Appeals on Wheels -- Not Just a Hoosier Thing

By George Khoury, Esq. on June 18, 2018 | Last updated on March 21, 2019

A program for the state appellate court in Indiana, called Appeals on Wheels, might not be the courthouse inside a food-truck that your modern mind envisions, but it's still awesome!

The focus of the program is to help educate the public about how the justice system works by holding real oral arguments, in real cases, off-site. Unfortunately, unlike The People's Court, or Judge Judy, the public likely feels a bit let down when they learn a decision won't be forthcoming at the end of the episode.

Real Appeal

For educational institutions, especially law schools, clearly there is some real appeal to a program like this. The program basically allows institutions, like law schools, colleges, high schools, and even tourist and retirement centers to host the appellate court for an oral argument. Basically, if your Indiana institution has the space and can attract an audience of at least 50, your institution could be a contender for hosting.

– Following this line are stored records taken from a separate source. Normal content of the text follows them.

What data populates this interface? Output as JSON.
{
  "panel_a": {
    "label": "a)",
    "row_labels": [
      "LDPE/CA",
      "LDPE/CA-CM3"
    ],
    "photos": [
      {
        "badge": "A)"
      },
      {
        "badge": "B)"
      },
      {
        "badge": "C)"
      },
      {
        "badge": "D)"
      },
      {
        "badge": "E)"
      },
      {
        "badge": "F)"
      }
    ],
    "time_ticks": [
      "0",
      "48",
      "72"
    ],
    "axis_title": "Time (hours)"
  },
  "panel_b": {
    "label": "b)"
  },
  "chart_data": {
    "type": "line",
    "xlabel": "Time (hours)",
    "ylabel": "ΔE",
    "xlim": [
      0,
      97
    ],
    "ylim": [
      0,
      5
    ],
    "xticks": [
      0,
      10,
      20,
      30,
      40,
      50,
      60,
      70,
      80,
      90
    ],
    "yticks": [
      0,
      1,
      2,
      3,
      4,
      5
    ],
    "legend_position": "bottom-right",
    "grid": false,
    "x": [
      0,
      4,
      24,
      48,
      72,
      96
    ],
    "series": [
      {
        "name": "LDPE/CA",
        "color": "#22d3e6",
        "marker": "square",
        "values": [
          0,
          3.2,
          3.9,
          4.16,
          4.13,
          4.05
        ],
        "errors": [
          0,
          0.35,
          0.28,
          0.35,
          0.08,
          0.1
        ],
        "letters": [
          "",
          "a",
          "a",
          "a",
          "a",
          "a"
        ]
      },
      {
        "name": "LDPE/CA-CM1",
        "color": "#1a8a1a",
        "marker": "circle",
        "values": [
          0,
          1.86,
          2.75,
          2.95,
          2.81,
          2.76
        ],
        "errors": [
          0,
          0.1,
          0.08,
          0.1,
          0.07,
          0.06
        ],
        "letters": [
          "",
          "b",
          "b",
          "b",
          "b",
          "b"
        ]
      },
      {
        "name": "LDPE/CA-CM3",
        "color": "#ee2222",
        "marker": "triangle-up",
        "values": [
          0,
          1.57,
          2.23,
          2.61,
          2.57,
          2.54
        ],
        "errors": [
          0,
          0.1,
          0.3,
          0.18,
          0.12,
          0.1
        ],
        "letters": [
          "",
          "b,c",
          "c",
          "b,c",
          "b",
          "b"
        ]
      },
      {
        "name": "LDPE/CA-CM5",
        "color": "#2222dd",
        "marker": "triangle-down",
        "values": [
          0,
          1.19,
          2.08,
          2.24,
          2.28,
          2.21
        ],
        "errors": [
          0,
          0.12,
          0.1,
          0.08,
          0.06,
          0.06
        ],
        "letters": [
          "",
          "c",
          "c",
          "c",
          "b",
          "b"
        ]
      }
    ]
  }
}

Notably, Indiana isn't the only state to have this sort of a program. Just last month the Washington state appellate court held an oral argument at a high school. So law students, if you want to watch a real oral argument without having to go any further than your campus, do a bit of research and ask your school to participate.

Ask a Judge

One fascinating feature of these events which lawyers, law students, and the public, seem to really enjoy is the Q&A afterwards with the judges. Unfortunately for the lawyers arguing their cases that day, the judges do not answer questions related to the merits of the arguments they just heard.

For the non-lawyer/law-student public though, the program is a bit different. Like a theater performance, beforehand, the audience is given a little preparation on the background of the case and parties, and the judges. Commenting on the program, calling it "a fabulous idea" and "a great civics lesson," Indiana county judge Maria Granger explained: "I think that any time that the public can witness justice at work, it just raises the awareness, I think it builds confidence, it builds trust ... that the system is working."